Background:
Another way that pops in my head, chain xors with rotated hashes based on index:
int shift = 0;
int result = 1;
for(String s : strings)
{
result ^= (s.hashCode() << shift) | (s.hashCode() >> (32-shift)) & (1 << shift - 1);
shift = (shift+1)%32;
}
edit: reading the explanation given in effective java, I think geoff's code would be much more efficient.
A SQL-based solution could be based on the checksum and checksum_agg functions. If I'm following it right, you have something like:
MyTable
MyTableId
HashCode
MyChildTable
MyTableId (foreign key into MyTable)
String
with the various strings for a given item (MyTableId) stored in MyChildTable. To calculate and store a checksum reflecting these (never-to-be-changed) strings, something like this should work:
UPDATE MyTable
set HashCode = checksum_agg(checksum(string))
from MyTable mt
inner join MyChildTable ct
on ct.MyTableId = mt.MyTableId
where mt.MyTableId = @OnlyForThisOne
I believe this is order-independant, so strings "The quick brown" would produce the same checksum as "brown The quick".
Using the GetHashCode()
is not ideal for combining multiple values. The problem is that for strings, the hashcode is just a checksum. This leaves little entropy for similar values. e.g. adding hashcodes for ("abc", "bbc") will be the same as ("abd", "abc"), causing a collision.

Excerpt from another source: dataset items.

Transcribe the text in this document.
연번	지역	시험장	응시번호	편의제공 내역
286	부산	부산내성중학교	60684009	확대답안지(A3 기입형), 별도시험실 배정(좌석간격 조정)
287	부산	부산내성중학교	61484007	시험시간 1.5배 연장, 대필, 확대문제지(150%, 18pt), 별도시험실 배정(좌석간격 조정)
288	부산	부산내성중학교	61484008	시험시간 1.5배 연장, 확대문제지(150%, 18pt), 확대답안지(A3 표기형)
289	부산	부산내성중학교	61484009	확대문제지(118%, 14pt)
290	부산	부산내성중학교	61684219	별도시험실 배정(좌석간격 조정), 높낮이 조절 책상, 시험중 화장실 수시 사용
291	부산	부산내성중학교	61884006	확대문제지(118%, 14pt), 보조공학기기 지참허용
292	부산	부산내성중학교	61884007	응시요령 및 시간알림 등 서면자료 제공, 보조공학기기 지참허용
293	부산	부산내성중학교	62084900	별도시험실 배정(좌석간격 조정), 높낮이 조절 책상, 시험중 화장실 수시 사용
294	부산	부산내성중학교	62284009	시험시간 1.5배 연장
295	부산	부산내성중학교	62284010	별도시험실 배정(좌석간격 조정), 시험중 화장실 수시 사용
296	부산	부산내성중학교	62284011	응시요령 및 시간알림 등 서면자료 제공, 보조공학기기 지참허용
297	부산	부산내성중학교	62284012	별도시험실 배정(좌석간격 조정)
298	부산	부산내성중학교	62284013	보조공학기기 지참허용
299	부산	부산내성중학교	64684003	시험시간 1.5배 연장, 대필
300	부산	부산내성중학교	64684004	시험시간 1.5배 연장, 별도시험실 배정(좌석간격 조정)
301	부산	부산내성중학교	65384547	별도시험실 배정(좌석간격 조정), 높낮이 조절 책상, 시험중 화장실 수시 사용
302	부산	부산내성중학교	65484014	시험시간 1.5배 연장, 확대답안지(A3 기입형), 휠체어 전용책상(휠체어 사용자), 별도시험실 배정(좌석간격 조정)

In cases where you need to be absolutely sure, you'd use a real hash algorithm, like SHA1, MD5, etc. The only problem is that they are block functions, which is difficult to quickly compare hashes for equality. Instead, try a CRC or FNV1 hash. FNV1 32-bit is super simple:
public static class Fnv1 {
public const uint OffsetBasis32 = 2166136261;
public const uint FnvPrime32 = 16777619;
public static int ComputeHash32(byte[] buffer) {
uint hash = OffsetBasis32;
foreach (byte b in buffer) {
hash *= FnvPrime32;
hash ^= b;
}
return (int)hash;
}
}
I hope this is unnecessary, but since you don't mention anything which sounds like you're only using the hashcodes for a first check and then later verifying that the strings are actually equal, I feel the need to warn you:
Hashcode equality != value equality
There will be lots of sets of strings which yield the identical hashcode, but won't always be equal.

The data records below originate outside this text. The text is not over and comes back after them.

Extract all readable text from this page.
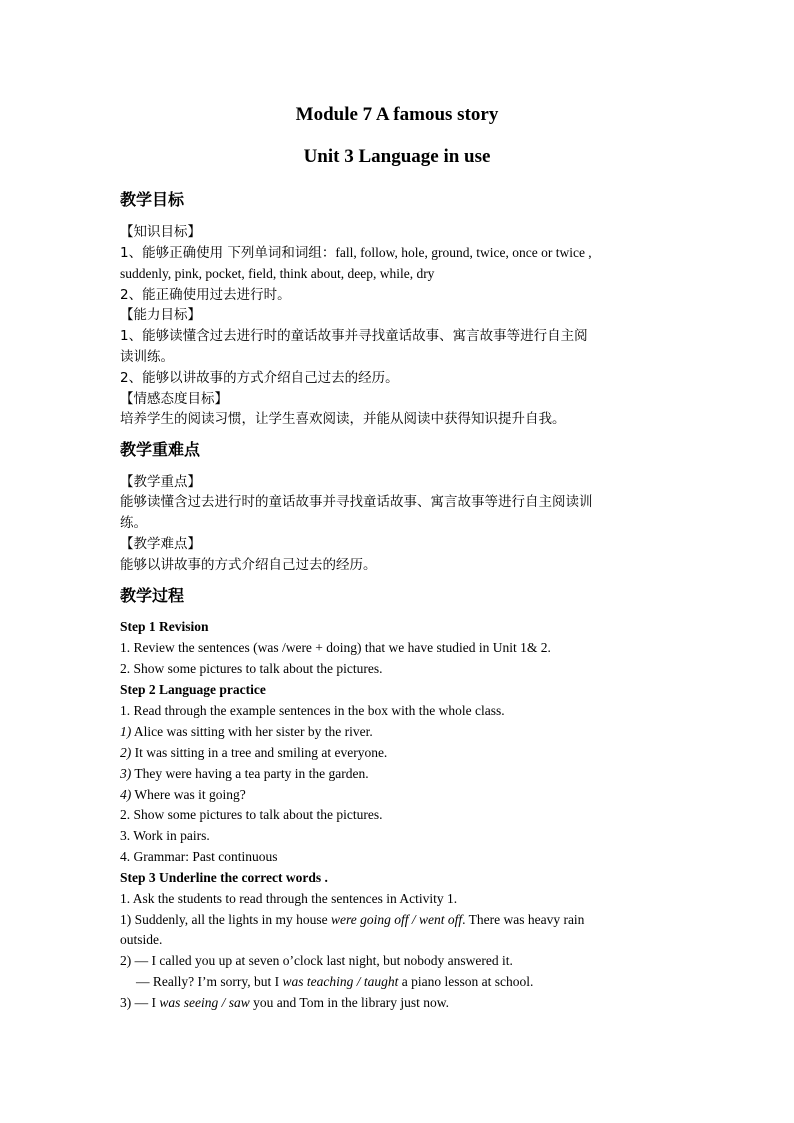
Module 7 A famous story
Unit 3 Language in use
教学目标
【知识目标】
1、能够正确使用 下列单词和词组：fall, follow, hole, ground, twice, once or twice ,
suddenly, pink, pocket, field, think about, deep, while, dry
2、能正确使用过去进行时。
【能力目标】
1、能够读懂含过去进行时的童话故事并寻找童话故事、寓言故事等进行自主阅
读训练。
2、能够以讲故事的方式介绍自己过去的经历。
【情感态度目标】
培养学生的阅读习惯，让学生喜欢阅读，并能从阅读中获得知识提升自我。
教学重难点
【教学重点】
能够读懂含过去进行时的童话故事并寻找童话故事、寓言故事等进行自主阅读训
练。
【教学难点】
能够以讲故事的方式介绍自己过去的经历。
教学过程
Step 1 Revision
1. Review the sentences (was /were + doing) that we have studied in Unit 1& 2.
2. Show some pictures to talk about the pictures.
Step 2 Language practice
1. Read through the example sentences in the box with the whole class.
1) Alice was sitting with her sister by the river.
2) It was sitting in a tree and smiling at everyone.
3) They were having a tea party in the garden.
4) Where was it going?
2. Show some pictures to talk about the pictures.
3. Work in pairs.
4. Grammar: Past continuous
Step 3 Underline the correct words .
1. Ask the students to read through the sentences in Activity 1.
1) Suddenly, all the lights in my house were going off / went off. There was heavy rain
outside.
2) — I called you up at seven o’clock last night, but nobody answered it.
— Really? I’m sorry, but I was teaching / taught a piano lesson at school.
3) — I was seeing / saw you and Tom in the library just now.
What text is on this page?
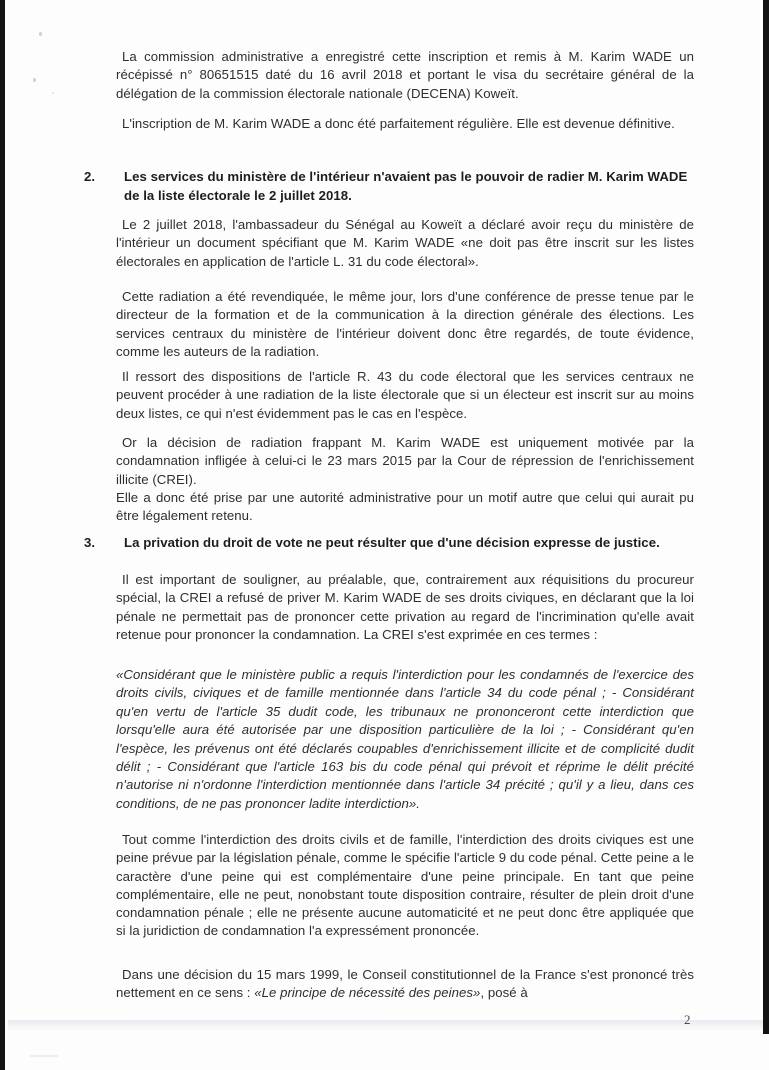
La commission administrative a enregistré cette inscription et remis à M. Karim WADE un récépissé n° 80651515 daté du 16 avril 2018 et portant le visa du secrétaire général de la délégation de la commission électorale nationale (DECENA) Koweït.

L'inscription de M. Karim WADE a donc été parfaitement régulière. Elle est devenue définitive.

2.	Les services du ministère de l'intérieur n'avaient pas le pouvoir de radier M. Karim WADE de la liste électorale le 2 juillet 2018.

Le 2 juillet 2018, l'ambassadeur du Sénégal au Koweït a déclaré avoir reçu du ministère de l'intérieur un document spécifiant que M. Karim WADE «ne doit pas être inscrit sur les listes électorales en application de l'article L. 31 du code électoral».

Cette radiation a été revendiquée, le même jour, lors d'une conférence de presse tenue par le directeur de la formation et de la communication à la direction générale des élections. Les services centraux du ministère de l'intérieur doivent donc être regardés, de toute évidence, comme les auteurs de la radiation.

Il ressort des dispositions de l'article R. 43 du code électoral que les services centraux ne peuvent procéder à une radiation de la liste électorale que si un électeur est inscrit sur au moins deux listes, ce qui n'est évidemment pas le cas en l'espèce.

Or la décision de radiation frappant M. Karim WADE est uniquement motivée par la condamnation infligée à celui-ci le 23 mars 2015 par la Cour de répression de l'enrichissement illicite (CREI).

Elle a donc été prise par une autorité administrative pour un motif autre que celui qui aurait pu être légalement retenu.

3.	La privation du droit de vote ne peut résulter que d'une décision expresse de justice.

Il est important de souligner, au préalable, que, contrairement aux réquisitions du procureur spécial, la CREI a refusé de priver M. Karim WADE de ses droits civiques, en déclarant que la loi pénale ne permettait pas de prononcer cette privation au regard de l'incrimination qu'elle avait retenue pour prononcer la condamnation. La CREI s'est exprimée en ces termes :

«Considérant que le ministère public a requis l'interdiction pour les condamnés de l'exercice des droits civils, civiques et de famille mentionnée dans l'article 34 du code pénal ; - Considérant qu'en vertu de l'article 35 dudit code, les tribunaux ne prononceront cette interdiction que lorsqu'elle aura été autorisée par une disposition particulière de la loi ; - Considérant qu'en l'espèce, les prévenus ont été déclarés coupables d'enrichissement illicite et de complicité dudit délit ; - Considérant que l'article 163 bis du code pénal qui prévoit et réprime le délit précité n'autorise ni n'ordonne l'interdiction mentionnée dans l'article 34 précité ; qu'il y a lieu, dans ces conditions, de ne pas prononcer ladite interdiction».

Tout comme l'interdiction des droits civils et de famille, l'interdiction des droits civiques est une peine prévue par la législation pénale, comme le spécifie l'article 9 du code pénal. Cette peine a le caractère d'une peine qui est complémentaire d'une peine principale. En tant que peine complémentaire, elle ne peut, nonobstant toute disposition contraire, résulter de plein droit d'une condamnation pénale ; elle ne présente aucune automaticité et ne peut donc être appliquée que si la juridiction de condamnation l'a expressément prononcée.

Dans une décision du 15 mars 1999, le Conseil constitutionnel de la France s'est prononcé très nettement en ce sens : «Le principe de nécessité des peines», posé à

2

Your first option has the only inconvenience of (String1, String2)
producing the same hashcode of (String2, String1)
. If that's not a problem (eg. because you have a fix order) it's fine.
"Cat all the string together then get the hashcode" seems the more natural and secure to me.
Update: As a comment points out, this has the drawback that the list ("x", "yz") and ("xy","z") would give the same hash. To avoid this, you could join the strings with a string delimiter that cannot appear inside the strings.
If the strings are big, you might prefer to hash each one, cat the hashcodes and rehash the result. More CPU, less memory.